Quem conviveu na intimidade de Machado testemunhou ser ele “uma criatura do mais agradável trato. Apesar da proeminência a que atingiu, pontífice de nossas letras, jamais perdeu a atitude modesta, humilde mesmo, com que se apresentava. Não falava muito, talvez devido a uma pequena gagueira que o afligia e que ele procurava dissimular; mas conversava, na roda de amigos, com vivacidade e espírito”.

Diz a lenda que ao tomar conhecimento de que Cardoso de Menezes iria receber o título de Barão de Paranapiacaba, foi contar a Ferreira de Araújo. Então se travou o diálogo que segue: - Sabe, o nosso João Cardoso vai ser feito barão. – Barão? De que? – De Pará...Paraná...Pa – paraná – Paranapi...- Acaba, homem! – Acertaste! É isso mesmo... Paranapiacaba.
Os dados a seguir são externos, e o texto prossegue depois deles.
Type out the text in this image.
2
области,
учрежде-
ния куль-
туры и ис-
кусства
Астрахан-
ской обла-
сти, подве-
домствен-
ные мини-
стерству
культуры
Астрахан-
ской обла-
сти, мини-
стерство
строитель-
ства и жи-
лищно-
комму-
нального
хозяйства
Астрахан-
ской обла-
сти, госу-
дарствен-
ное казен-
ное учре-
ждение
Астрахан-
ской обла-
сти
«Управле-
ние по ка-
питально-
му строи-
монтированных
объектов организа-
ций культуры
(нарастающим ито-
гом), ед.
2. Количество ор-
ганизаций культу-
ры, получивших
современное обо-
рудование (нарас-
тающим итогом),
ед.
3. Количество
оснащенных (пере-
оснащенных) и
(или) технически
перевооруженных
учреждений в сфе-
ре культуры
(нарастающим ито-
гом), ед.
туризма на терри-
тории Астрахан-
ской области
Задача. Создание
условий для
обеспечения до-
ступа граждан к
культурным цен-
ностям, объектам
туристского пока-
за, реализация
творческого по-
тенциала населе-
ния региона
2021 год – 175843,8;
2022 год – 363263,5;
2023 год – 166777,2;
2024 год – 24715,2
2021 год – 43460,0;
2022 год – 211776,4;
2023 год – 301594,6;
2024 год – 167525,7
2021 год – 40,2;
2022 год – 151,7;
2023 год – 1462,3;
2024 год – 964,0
Modéstia a sua estirpe, foi sineiro na Igreja de São Francisco de Paula. Depois tipógrafo em jornais. Ascendeu a revisor de provas, passou à redação, atingiu ao principado das letras. Nunca aspirou nada material. Pequeno funcionário da antiga Secretaria da Agricultura, Comércio e Obras Públicas, nunca viajou. Sua primeira e única excursão, já idoso, foi a Teresópolis, onde passou uma semana na chácara de um amigo.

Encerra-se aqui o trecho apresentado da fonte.